Double-digit price increase in medium-sized cities

The largest increases occurred in medium-sized cities. House prices there rose 10.2 percent. In major German metropolises (Berlin, Hamburg, Munich, Cologne, Frankfurt, Stuttgart, and Düsseldorf), condos were 7.3 percent more expensive. Single-family and two-family homes cost 8.9 percent more.

Residential buildings were also in demand in rural areas. House prices in the most densely populated rural districts rose 9.7 percent and apartment prices rose 7.1 percent.

Rents aren’t increasing that much

However, rents did not evolve at the same rate as property prices. As the Gewos Institute for Urban, Regional and Housing Research in Hamburg found, rents increased in the third quarter by an average of 3.4 percent. In the seven largest German cities, the increase was 4.5 percent. “However, the rent increases are slowly stabilizing in the long term,” said Gewos CEO Carolin Wandzik. The increase in rents in the summer of 2019 was even higher than in 2018.

Rents are likely to continue to rise in 2021, most likely in the bacon belts of metropolitan areas. Wandzik believes that next year rents in the surrounding areas will increase faster than in the big cities.

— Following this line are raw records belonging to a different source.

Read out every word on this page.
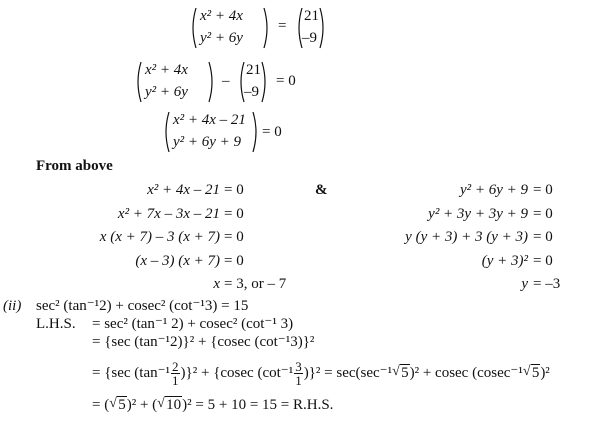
x² + 4x
y² + 6y
=
21
–9
x² + 4x
y² + 6y
–
21
–9
= 0
x² + 4x – 21
y² + 6y + 9
= 0
From above
x² + 4x – 21 = 0
x² + 7x – 3x – 21 = 0
x (x + 7) – 3 (x + 7) = 0
(x – 3) (x + 7) = 0
x = 3, or – 7
&	y² + 6y + 9 = 0
y² + 3y + 3y + 9 = 0
y (y + 3) + 3 (y + 3) = 0
(y + 3)² = 0
y = –3
(ii) sec² (tan⁻¹2) + cosec² (cot⁻¹3) = 15
L.H.S. = sec² (tan⁻¹ 2) + cosec² (cot⁻¹ 3)
= {sec (tan⁻¹2)}² + {cosec (cot⁻¹3)}²
= {sec $(\tan^{-1} \frac{2}{1} )\}^2 + \{cosec$ $(\cot^{-1} \frac{3}{1} )\}^2 = \sec(\sec^{-1}√$ 5)² + cosec (cosec⁻¹√ 5)²
= (√ 5)² + (√ 10)² = 5 + 10 = 15 = R.H.S.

Tendency to live in the surroundings

“The crown crisis intensifies the trend towards migration to the surrounding areas of large cities,” says Michael Voigtländer, a real estate expert at the Institute for German Economics (IW). “The surrounding area is attracting more families who need space, and smaller households, singles and young people dominate the cities.”

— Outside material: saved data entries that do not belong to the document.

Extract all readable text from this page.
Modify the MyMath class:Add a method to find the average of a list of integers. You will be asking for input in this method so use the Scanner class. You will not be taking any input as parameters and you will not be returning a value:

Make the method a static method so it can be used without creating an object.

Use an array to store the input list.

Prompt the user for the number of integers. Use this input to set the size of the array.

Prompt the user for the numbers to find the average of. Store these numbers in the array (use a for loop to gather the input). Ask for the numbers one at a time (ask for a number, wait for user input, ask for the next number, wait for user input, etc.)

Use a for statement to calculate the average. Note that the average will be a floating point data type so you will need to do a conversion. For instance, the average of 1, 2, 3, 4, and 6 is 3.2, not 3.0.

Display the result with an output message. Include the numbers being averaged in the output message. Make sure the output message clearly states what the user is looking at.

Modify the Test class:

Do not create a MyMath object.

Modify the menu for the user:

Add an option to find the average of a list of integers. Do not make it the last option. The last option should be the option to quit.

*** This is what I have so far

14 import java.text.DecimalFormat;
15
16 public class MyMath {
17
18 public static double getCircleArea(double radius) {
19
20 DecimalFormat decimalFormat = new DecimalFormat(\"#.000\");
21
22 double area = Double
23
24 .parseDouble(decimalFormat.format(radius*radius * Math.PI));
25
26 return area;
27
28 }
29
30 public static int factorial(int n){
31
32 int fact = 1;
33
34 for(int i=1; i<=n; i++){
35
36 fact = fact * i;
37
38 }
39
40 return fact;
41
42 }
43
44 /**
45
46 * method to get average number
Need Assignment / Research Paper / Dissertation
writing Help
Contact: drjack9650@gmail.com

For years, under pressure from high rents and apartment prices, families have left the cities, where real estate is significantly cheaper and there are more houses in the country. The metropolises grew mainly with the influx of foreign skilled workers. That should change now with the crisis of the crown.

According to IW expert Voigtländer, the German economy could attract fewer skilled workers after the pandemic than before. “There is a demand for smaller cities with a good variety of kindergartens, schools and stores, as well as good transport links to metropolises. The trend towards home offices is strengthening the trend even so, because people could take longer in working.